Jenny McCarthy ticked at Charlie Sheen for kissing and not telling
Actress Jenny McCarthy is kicking up controversy by asking why Charlie Sheen -- who revealed this week he's been HIV positive for four years -- did not have to divulge his health information before kissing scenes.
McCarthy said on her Sirius XM show "Dirty Sexy Funny" this week, "Before we do a job, we have to sign a piece of paper that says, 'Do you have cold sores?'"
After appearing on the TV series "Two and a Half Men" with Sheen, she feels he should have disclosed his HIV status.
"Now, being on 'Two and a Half Men' myself... and playing a love interest, you would think that there would be some type of, I don't want to say, not a criminal issue, but I don't even know how to feel about that," McCarthy said, implying that he might have put co-stars at risk from an on-screen kiss, even though it's well established that HIV cannot be transmitted through kissing.
"If I had to be up front about a herpe, how could you not be up front about HIV?" she asked. "I look back and I'm like, OK, that would have been valuable information. I mean, look how many people have played his love interest on the show."
Sheen's manager, Mark Burg, told People, "Charlie was infected long after he left 'Two and a Half Men' and long after he worked with Jenny."
McCarthy, who has infamously taken on health issues including autism (her son Evan has the condition) and vaccines, has a history of giving discredited medical information and advice.
She even seemed to admit that she realized HIV cannot actually be spread through a kiss.
"Look how many people have played his love interest on the show. I mean, not that you can obviously get it through kissing," she said.
Yet that didn't stop her from raising the type of unfounded fears that public health officials and HIV/AIDS activists have spent decades trying to dispel.
"Kissing is not considered a behavior that poses a risk for HIV transmission," said Jeff Bailey, director of Client Services at AIDS Project Los Angeles.
The CDC says the virus cannot spread through a "casual kiss." HIV is spread in the United States mainly through having sex with someone who has HIV, including anal sex (the highest-risk sexual behavior) and vaginal sex. Having multiple partners or having sexually transmitted infections can raise a person's chances of HIV infection through sex.

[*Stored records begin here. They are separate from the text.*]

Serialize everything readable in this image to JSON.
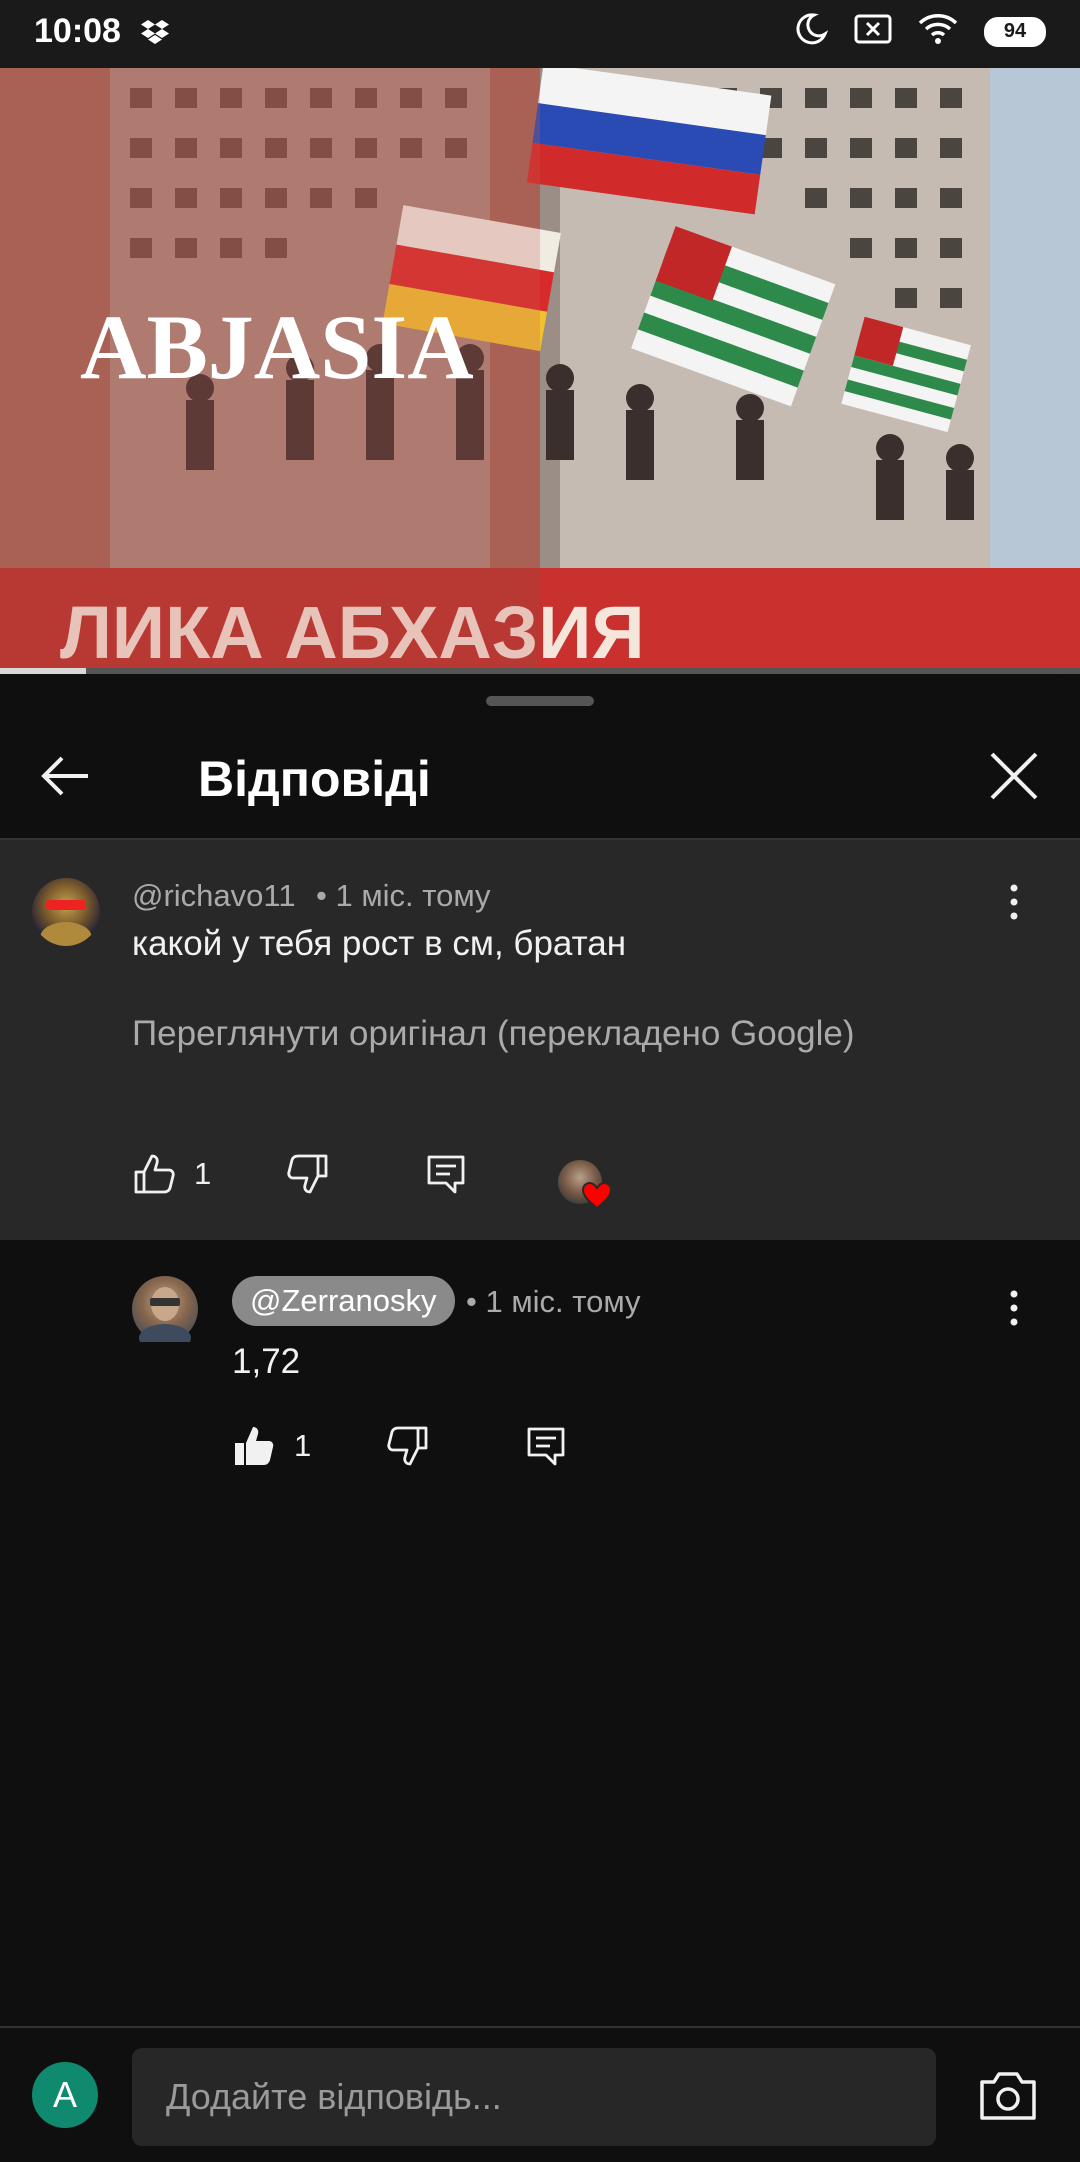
{
  "status_bar": {
    "time": "10:08",
    "battery_level": "94",
    "icons": [
      "dropbox-icon",
      "moon-icon",
      "no-sim-icon",
      "wifi-icon",
      "battery-icon"
    ]
  },
  "video": {
    "overlay_title": "ABJASIA",
    "banner_text": "ЛИКА АБХАЗИЯ",
    "progress_fraction": 0.08
  },
  "sheet": {
    "title": "Відповіді",
    "back_icon": "back-arrow-icon",
    "close_icon": "close-icon"
  },
  "parent_comment": {
    "author": "@richavo11",
    "time": "• 1 міс. тому",
    "text": "какой у тебя рост в см, братан",
    "translate_link": "Переглянути оригінал (перекладено Google)",
    "likes": "1",
    "creator_heart": true
  },
  "reply": {
    "author": "@Zerranosky",
    "time": "• 1 міс. тому",
    "text": "1,72",
    "likes": "1",
    "liked": true
  },
  "input": {
    "avatar_letter": "A",
    "placeholder": "Додайте відповідь..."
  },
  "colors": {
    "background": "#0f0f0f",
    "parent_highlight": "#282828",
    "secondary_text": "#aaaaaa",
    "avatar_accent": "#0f8a6e",
    "heart": "#ff0000"
  }
}
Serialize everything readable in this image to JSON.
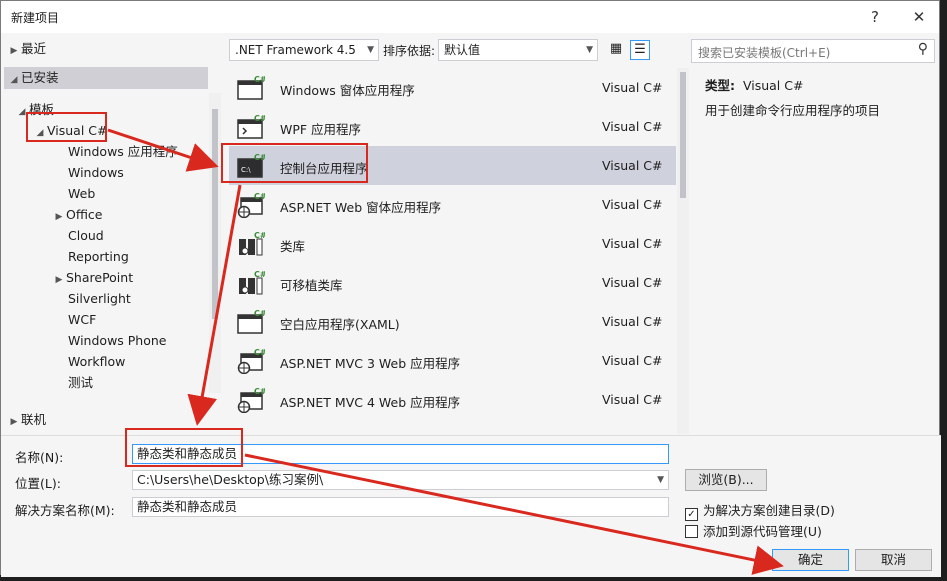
{
  "window": {
    "title": "新建项目",
    "help_label": "?",
    "close_label": "✕"
  },
  "tree": {
    "recent": "最近",
    "installed": "已安装",
    "templates": "模板",
    "visual_csharp": "Visual C#",
    "children": [
      "Windows 应用程序",
      "Windows",
      "Web",
      "Office",
      "Cloud",
      "Reporting",
      "SharePoint",
      "Silverlight",
      "WCF",
      "Windows Phone",
      "Workflow",
      "测试"
    ],
    "online": "联机"
  },
  "toolbar": {
    "framework": ".NET Framework 4.5",
    "sort_label": "排序依据:",
    "sort_value": "默认值"
  },
  "templates": [
    {
      "name": "Windows 窗体应用程序",
      "lang": "Visual C#",
      "icon": "window-icon"
    },
    {
      "name": "WPF 应用程序",
      "lang": "Visual C#",
      "icon": "wpf-icon"
    },
    {
      "name": "控制台应用程序",
      "lang": "Visual C#",
      "icon": "console-icon"
    },
    {
      "name": "ASP.NET Web 窗体应用程序",
      "lang": "Visual C#",
      "icon": "globe-window-icon"
    },
    {
      "name": "类库",
      "lang": "Visual C#",
      "icon": "library-icon"
    },
    {
      "name": "可移植类库",
      "lang": "Visual C#",
      "icon": "library-icon"
    },
    {
      "name": "空白应用程序(XAML)",
      "lang": "Visual C#",
      "icon": "window-icon"
    },
    {
      "name": "ASP.NET MVC 3 Web 应用程序",
      "lang": "Visual C#",
      "icon": "globe-window-icon"
    },
    {
      "name": "ASP.NET MVC 4 Web 应用程序",
      "lang": "Visual C#",
      "icon": "globe-window-icon"
    }
  ],
  "search": {
    "placeholder": "搜索已安装模板(Ctrl+E)"
  },
  "description": {
    "type_label": "类型:",
    "type_value": "Visual C#",
    "text": "用于创建命令行应用程序的项目"
  },
  "form": {
    "name_label": "名称(N):",
    "name_value": "静态类和静态成员",
    "location_label": "位置(L):",
    "location_value": "C:\\Users\\he\\Desktop\\练习案例\\",
    "solution_label": "解决方案名称(M):",
    "solution_value": "静态类和静态成员",
    "browse_label": "浏览(B)...",
    "create_dir_label": "为解决方案创建目录(D)",
    "add_scc_label": "添加到源代码管理(U)",
    "ok_label": "确定",
    "cancel_label": "取消"
  },
  "colors": {
    "accent": "#3399ff",
    "annotation": "#d9281e",
    "selected": "#cfd1dc"
  }
}
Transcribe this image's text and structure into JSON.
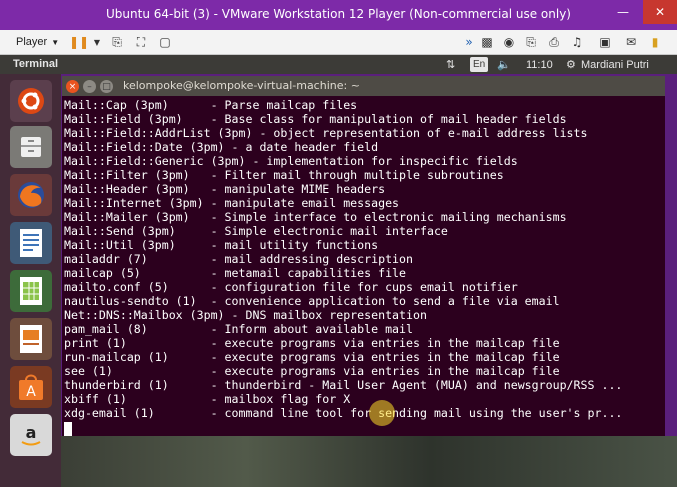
{
  "vmware": {
    "title": "Ubuntu 64-bit (3) - VMware Workstation 12 Player (Non-commercial use only)",
    "player_menu": "Player",
    "toolbar_icons": [
      "pause-icon",
      "dropdown-icon",
      "send-ctrl-alt-del-icon",
      "fullscreen-icon",
      "unity-icon",
      "forward-icon",
      "network-icon",
      "cd-icon",
      "usb-icon",
      "printer-icon",
      "sound-icon",
      "display-icon",
      "message-icon"
    ]
  },
  "panel": {
    "app_name": "Terminal",
    "keyboard": "En",
    "time": "11:10",
    "user": "Mardiani Putri"
  },
  "launcher": {
    "items": [
      "ubuntu-dash-icon",
      "files-icon",
      "firefox-icon",
      "libreoffice-writer-icon",
      "libreoffice-calc-icon",
      "libreoffice-impress-icon",
      "software-center-icon",
      "amazon-icon"
    ]
  },
  "terminal": {
    "title": "kelompoke@kelompoke-virtual-machine: ~",
    "lines": [
      "Mail::Cap (3pm)      - Parse mailcap files",
      "Mail::Field (3pm)    - Base class for manipulation of mail header fields",
      "Mail::Field::AddrList (3pm) - object representation of e-mail address lists",
      "Mail::Field::Date (3pm) - a date header field",
      "Mail::Field::Generic (3pm) - implementation for inspecific fields",
      "Mail::Filter (3pm)   - Filter mail through multiple subroutines",
      "Mail::Header (3pm)   - manipulate MIME headers",
      "Mail::Internet (3pm) - manipulate email messages",
      "Mail::Mailer (3pm)   - Simple interface to electronic mailing mechanisms",
      "Mail::Send (3pm)     - Simple electronic mail interface",
      "Mail::Util (3pm)     - mail utility functions",
      "mailaddr (7)         - mail addressing description",
      "mailcap (5)          - metamail capabilities file",
      "mailto.conf (5)      - configuration file for cups email notifier",
      "nautilus-sendto (1)  - convenience application to send a file via email",
      "Net::DNS::Mailbox (3pm) - DNS mailbox representation",
      "pam_mail (8)         - Inform about available mail",
      "print (1)            - execute programs via entries in the mailcap file",
      "run-mailcap (1)      - execute programs via entries in the mailcap file",
      "see (1)              - execute programs via entries in the mailcap file",
      "thunderbird (1)      - thunderbird - Mail User Agent (MUA) and newsgroup/RSS ...",
      "xbiff (1)            - mailbox flag for X",
      "xdg-email (1)        - command line tool for sending mail using the user's pr..."
    ]
  }
}
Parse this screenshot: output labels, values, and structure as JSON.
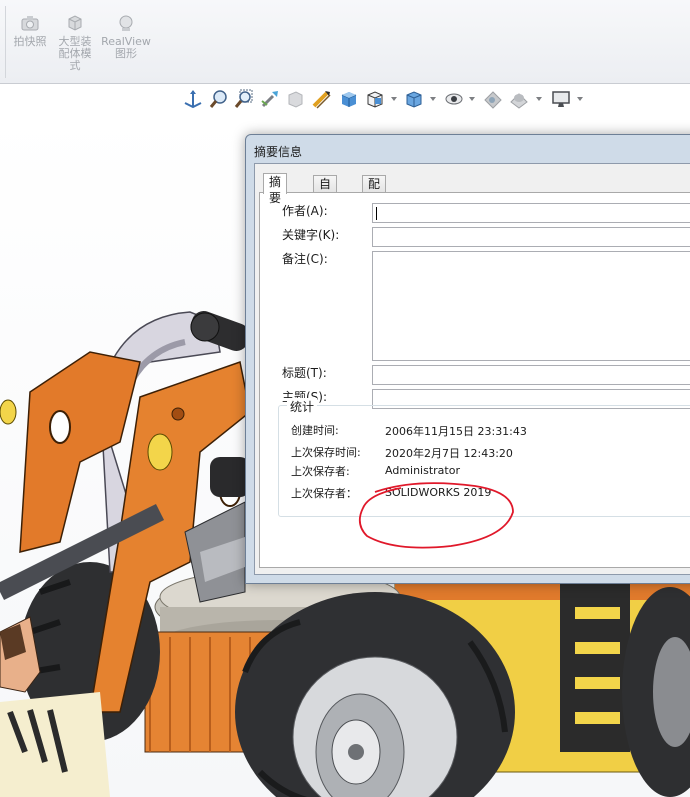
{
  "ribbon": {
    "buttons": [
      {
        "label_line1": "拍快照",
        "label_line2": "",
        "label_line3": "",
        "icon": "camera-icon"
      },
      {
        "label_line1": "大型装",
        "label_line2": "配体模",
        "label_line3": "式",
        "icon": "large-assembly-icon"
      },
      {
        "label_line1": "RealView",
        "label_line2": "图形",
        "label_line3": "",
        "icon": "realview-icon"
      }
    ]
  },
  "view_toolbar": {
    "icons": [
      "view-orientation-icon",
      "zoom-to-fit-icon",
      "zoom-area-icon",
      "previous-view-icon",
      "section-view-icon",
      "dynamic-annotation-icon",
      "view-orientation-cube-icon",
      "display-style-icon",
      "hide-show-items-icon",
      "edit-appearance-icon",
      "apply-scene-icon",
      "view-settings-icon",
      "display-monitor-icon"
    ]
  },
  "dialog": {
    "title": "摘要信息",
    "tabs": [
      "摘要",
      "自定义",
      "配置特定"
    ],
    "active_tab": "摘要",
    "fields": {
      "author_label": "作者(A):",
      "author_value": "",
      "keywords_label": "关键字(K):",
      "keywords_value": "",
      "comments_label": "备注(C):",
      "comments_value": "",
      "title_label": "标题(T):",
      "title_value": "",
      "subject_label": "主题(S):",
      "subject_value": ""
    },
    "statistics": {
      "legend": "统计",
      "created_label": "创建时间:",
      "created_value": "2006年11月15日 23:31:43",
      "last_saved_label": "上次保存时间:",
      "last_saved_value": "2020年2月7日 12:43:20",
      "last_saved_by_label": "上次保存者:",
      "last_saved_by_value": "Administrator",
      "last_saved_with_label": "上次保存者：",
      "last_saved_with_value": "SOLIDWORKS 2019"
    }
  },
  "colors": {
    "model_orange": "#e07a2c",
    "model_yellow": "#f3d54a",
    "annotation_red": "#e0182a",
    "dialog_frame": "#cfdbe8"
  }
}
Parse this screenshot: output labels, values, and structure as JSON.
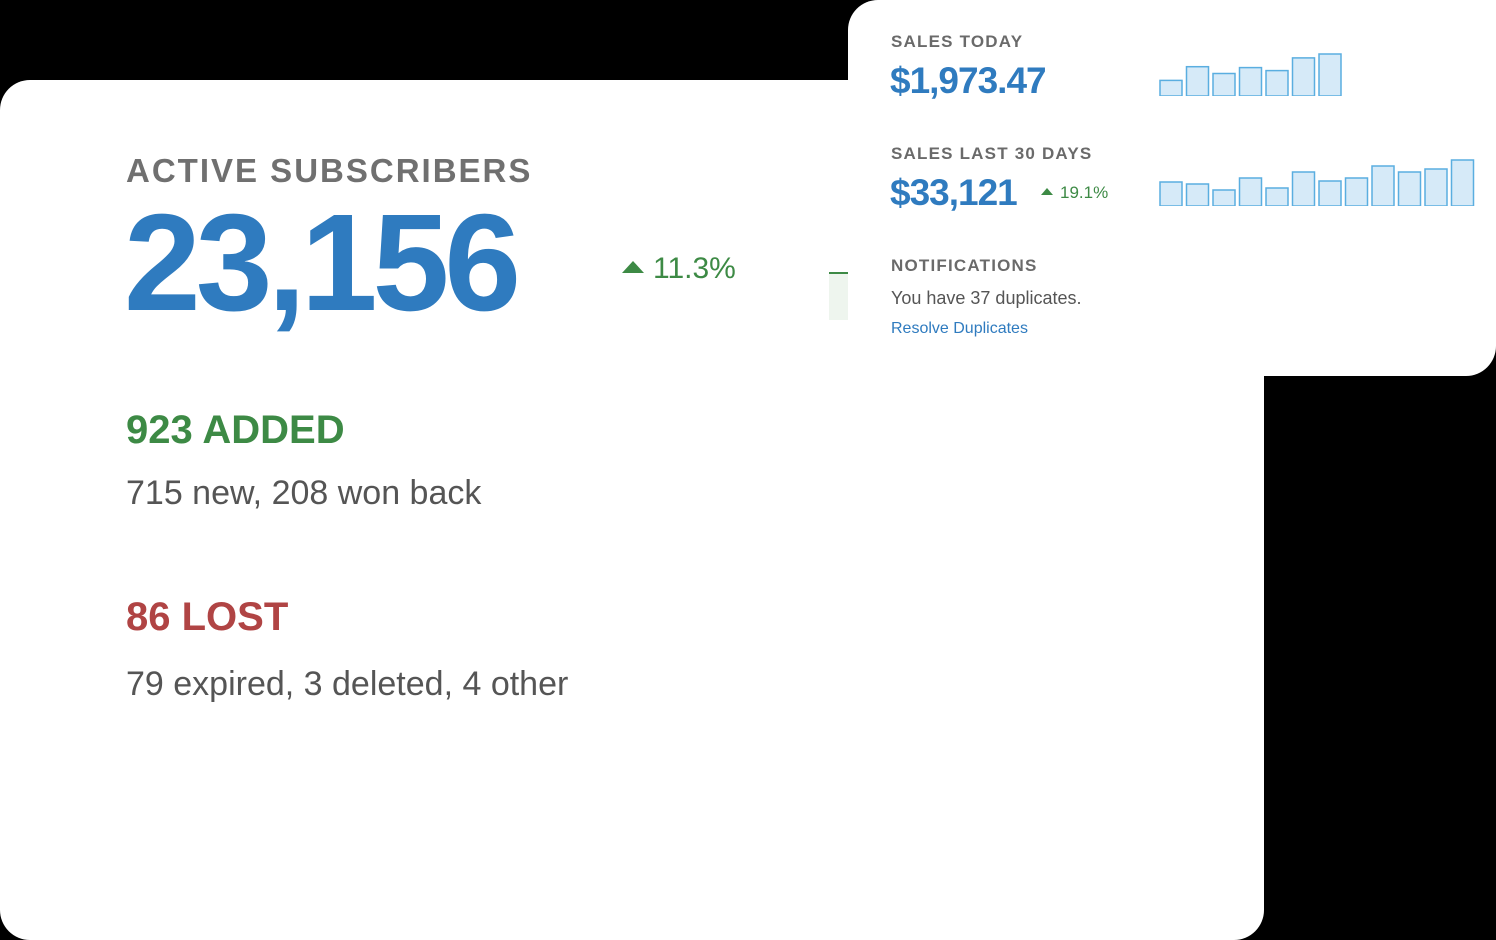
{
  "subscribers": {
    "title": "ACTIVE SUBSCRIBERS",
    "value": "23,156",
    "delta": "11.3%",
    "added": {
      "title": "923 ADDED",
      "detail": "715 new, 208 won back"
    },
    "lost": {
      "title": "86 LOST",
      "detail": "79 expired, 3 deleted, 4 other"
    }
  },
  "sales_today": {
    "label": "SALES TODAY",
    "value": "$1,973.47"
  },
  "sales_30": {
    "label": "SALES LAST 30 DAYS",
    "value": "$33,121",
    "delta": "19.1%"
  },
  "notifications": {
    "label": "NOTIFICATIONS",
    "text": "You have 37 duplicates.",
    "link": "Resolve Duplicates"
  },
  "colors": {
    "accent_blue": "#2f7bbf",
    "positive_green": "#3d8a45",
    "negative_red": "#b04444",
    "bar_fill": "#d6eaf8",
    "bar_stroke": "#5aaee0"
  },
  "chart_data": [
    {
      "type": "bar",
      "chart": "sales-today-sparkline",
      "values": [
        16,
        30,
        23,
        29,
        26,
        39,
        43
      ],
      "ylim": [
        0,
        45
      ]
    },
    {
      "type": "bar",
      "chart": "sales-30-days-sparkline",
      "values": [
        24,
        22,
        16,
        28,
        18,
        34,
        25,
        28,
        40,
        34,
        37,
        46
      ],
      "ylim": [
        0,
        48
      ]
    }
  ]
}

The HIV virus is also spread by sharing needles, syringes, or other injection drug-related equipment with an infected person.
The CDC says the only potential risk from kissing might come through deep, open-mouth kissing if a person with HIV has sores or bleeding gums and blood is exchanged.
HIV is also not spread through the air or water, insects like mosquitoes or ticks, tears, or sweat. Casual contact, like shaking hands, hugging or sharing dishes and drinking glasses, water fountains, and toilet seats will not spread HIV, the CDC says. The virus does not live long outside the human body.
People with HIV who are taking antiretroviral therapy (ART) drugs as directed by their doctor, as Sheen says he is, are often able reduce the virus to a low or undetectable level in their body and are very unlikely to transmit the virus to uninfected partners.
In a tweet posted later, McCarthy attempted to clarify her comments. "I am very aware that HIV is not spread through kissing," she wrote, "but I also believe that if an actress has to disclose all of her business before kissing a male costar, that actor should be required to disclose something as major as an HIV infection too."
That logic, however, is undercut by the fact that herpes can be spread through kissing, while HIV cannot.
On her Sirius XM show, McCarthy expressed disgust about her former co-star. "The fact that you know, playing even his love interest on the show back in the day, I go like 'Ick, uck.' That's not fair. And scary," she said.
She said she has sympathy for Sheen, "But man, he's gonna have to take some major accountability with many people in his life."